I’m really intrigued by the PLE concept. Although I’m interested in the ways I might share work and learn more effectively using internet tools, I’m even more interested in the ways I might use them to allow for more active and collaborative learning in my courses.
My grumpy side, however, reads “personal learning environment” and imagines something self-indulgent and -important. As a social scientist I tend to have a knee-jerk reaction to “personal” and “individual” because our society (and as a result we and our students) takes the individual as the basic unit of life. This, combined with a certain economic system and anti-intellectualism, provides the basis for the consumer approach to education that educators often lament. Of course we are dealing with individual students, but to me the real virtue of the web and the tools I’m beginning to learn about — and this is actually clear from the discussion of PLEs — is the degree to which they can facilitate and make visible the “networked” nature of learning and knowledge, their social character.

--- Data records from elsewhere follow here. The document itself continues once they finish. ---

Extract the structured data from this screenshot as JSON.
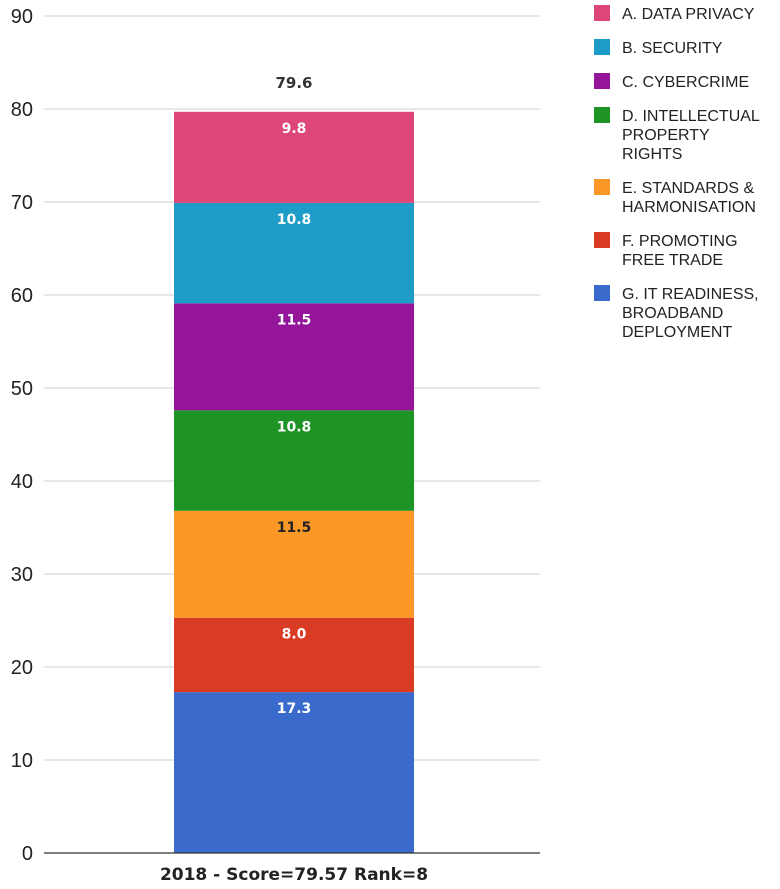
{
  "chart_data": {
    "type": "bar",
    "stacked": true,
    "categories": [
      "2018 - Score=79.57 Rank=8"
    ],
    "ylim": [
      0,
      90
    ],
    "yticks": [
      0,
      10,
      20,
      30,
      40,
      50,
      60,
      70,
      80,
      90
    ],
    "grid": true,
    "legend_position": "right",
    "total_label": "79.6",
    "series": [
      {
        "name": "G. IT READINESS, BROADBAND DEPLOYMENT",
        "values": [
          17.3
        ],
        "label": "17.3",
        "color": "#3a6bcc",
        "label_color": "#ffffff"
      },
      {
        "name": "F. PROMOTING FREE TRADE",
        "values": [
          8.0
        ],
        "label": "8.0",
        "color": "#d93c22",
        "label_color": "#ffffff"
      },
      {
        "name": "E. STANDARDS & HARMONISATION",
        "values": [
          11.5
        ],
        "label": "11.5",
        "color": "#fb9828",
        "label_color": "#222222"
      },
      {
        "name": "D. INTELLECTUAL PROPERTY RIGHTS",
        "values": [
          10.8
        ],
        "label": "10.8",
        "color": "#1e9426",
        "label_color": "#ffffff"
      },
      {
        "name": "C. CYBERCRIME",
        "values": [
          11.5
        ],
        "label": "11.5",
        "color": "#941599",
        "label_color": "#ffffff"
      },
      {
        "name": "B. SECURITY",
        "values": [
          10.8
        ],
        "label": "10.8",
        "color": "#1d9cc7",
        "label_color": "#ffffff"
      },
      {
        "name": "A. DATA PRIVACY",
        "values": [
          9.8
        ],
        "label": "9.8",
        "color": "#dc4678",
        "label_color": "#ffffff"
      }
    ],
    "legend": [
      {
        "lines": [
          "A. DATA PRIVACY"
        ],
        "color": "#dc4678"
      },
      {
        "lines": [
          "B. SECURITY"
        ],
        "color": "#1d9cc7"
      },
      {
        "lines": [
          "C. CYBERCRIME"
        ],
        "color": "#941599"
      },
      {
        "lines": [
          "D. INTELLECTUAL",
          "PROPERTY",
          "RIGHTS"
        ],
        "color": "#1e9426"
      },
      {
        "lines": [
          "E. STANDARDS &",
          "HARMONISATION"
        ],
        "color": "#fb9828"
      },
      {
        "lines": [
          "F. PROMOTING",
          "FREE TRADE"
        ],
        "color": "#d93c22"
      },
      {
        "lines": [
          "G. IT READINESS,",
          "BROADBAND",
          "DEPLOYMENT"
        ],
        "color": "#3a6bcc"
      }
    ]
  }
}
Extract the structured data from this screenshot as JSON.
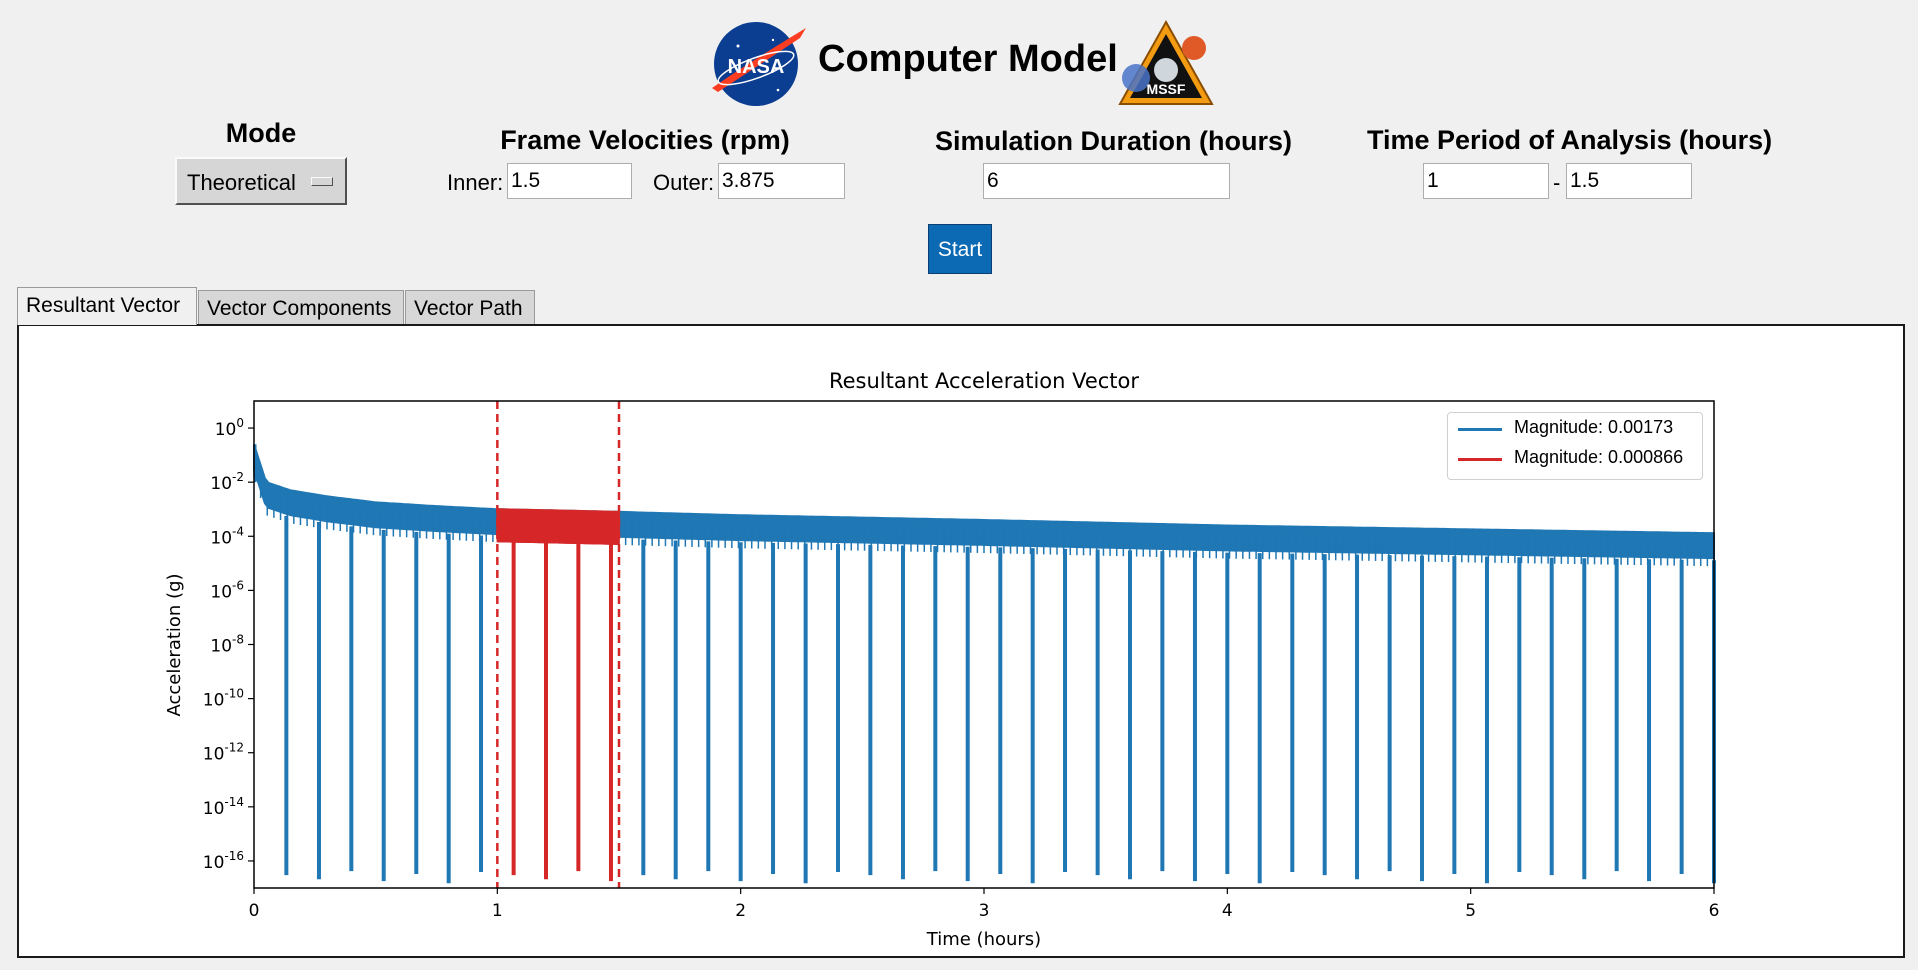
{
  "header": {
    "title": "Computer Model"
  },
  "logos": {
    "nasa_text": "NASA",
    "mssf_text": "MSSF"
  },
  "mode": {
    "title": "Mode",
    "selected": "Theoretical"
  },
  "frame_velocities": {
    "title": "Frame Velocities (rpm)",
    "inner_label": "Inner:",
    "inner_value": "1.5",
    "outer_label": "Outer:",
    "outer_value": "3.875"
  },
  "simulation": {
    "title": "Simulation Duration (hours)",
    "value": "6"
  },
  "analysis": {
    "title": "Time Period of Analysis (hours)",
    "start": "1",
    "separator": "-",
    "end": "1.5"
  },
  "start_button": {
    "label": "Start"
  },
  "tabs": [
    {
      "label": "Resultant Vector",
      "active": true
    },
    {
      "label": "Vector Components",
      "active": false
    },
    {
      "label": "Vector Path",
      "active": false
    }
  ],
  "colors": {
    "blue": "#1f77b4",
    "red": "#d62728",
    "start_button": "#0c69b3"
  },
  "chart_data": {
    "type": "line",
    "title": "Resultant Acceleration Vector",
    "xlabel": "Time (hours)",
    "ylabel": "Acceleration (g)",
    "xlim": [
      0,
      6
    ],
    "ylim": [
      1e-17,
      10
    ],
    "yscale": "log",
    "xticks": [
      "0",
      "1",
      "2",
      "3",
      "4",
      "5",
      "6"
    ],
    "yticks": [
      {
        "base": "10",
        "exp": "0"
      },
      {
        "base": "10",
        "exp": "-2"
      },
      {
        "base": "10",
        "exp": "-4"
      },
      {
        "base": "10",
        "exp": "-6"
      },
      {
        "base": "10",
        "exp": "-8"
      },
      {
        "base": "10",
        "exp": "-10"
      },
      {
        "base": "10",
        "exp": "-12"
      },
      {
        "base": "10",
        "exp": "-14"
      },
      {
        "base": "10",
        "exp": "-16"
      }
    ],
    "legend_position": "top-right",
    "series": [
      {
        "name": "Magnitude: 0.00173",
        "color": "#1f77b4",
        "x": [
          0,
          0.05,
          0.15,
          0.3,
          0.5,
          0.75,
          1.0,
          1.5,
          2.0,
          3.0,
          4.0,
          5.0,
          6.0
        ],
        "y": [
          0.25,
          0.01,
          0.005,
          0.003,
          0.0018,
          0.0013,
          0.001,
          0.0008,
          0.0006,
          0.0004,
          0.00025,
          0.00018,
          0.00013
        ],
        "dip_times": [
          0.133,
          0.267,
          0.4,
          0.533,
          0.667,
          0.8,
          0.933,
          1.6,
          1.733,
          1.867,
          2.0,
          2.133,
          2.267,
          2.4,
          2.533,
          2.667,
          2.8,
          2.933,
          3.067,
          3.2,
          3.333,
          3.467,
          3.6,
          3.733,
          3.867,
          4.0,
          4.133,
          4.267,
          4.4,
          4.533,
          4.667,
          4.8,
          4.933,
          5.067,
          5.2,
          5.333,
          5.467,
          5.6,
          5.733,
          5.867,
          6.0
        ],
        "dip_value": 3e-17
      },
      {
        "name": "Magnitude: 0.000866",
        "color": "#d62728",
        "x": [
          1.0,
          1.25,
          1.5
        ],
        "y": [
          0.001,
          0.0009,
          0.0008
        ],
        "dip_times": [
          1.067,
          1.2,
          1.333,
          1.467
        ],
        "dip_value": 3e-17
      }
    ],
    "vlines": [
      1.0,
      1.5
    ]
  }
}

So, for my own purposes I plan to think of these tools as collaborative learning environments (CLEs). In addition to facilitating the kind of learning I noted above, I can imagine that one could use these tools — and frame students’ use of them — to encourage not just metacognition, but a stronger appreciation of how knowledge is produced in general.
I like your take here. One of the criticisms we’ve gotten about Domain of One’s Own is the idea that it is way too focused on the idea of the individual, and not nearly collaborative enough. I struggle with that idea, particularly given how so many of the structures within which we live (not to mention educate) are embedded in the vision of individualism (Wallerstein’s World Systems theory resonates here). That said, I also think your frame around these tools as portals to a broader network is where the individual becomes relational, and far less self-centered, kinda like the distributed vision of the web. I think that is where the idea of distributed networks become far more generative than the idea of the isolated site.
You’re right. PLE, PLN, anything starting with a “P” is wrong. Just like it should always be “interdependent” not “independent.” I like the “C” word you have in play, and I like “C” standing for “connected,” too.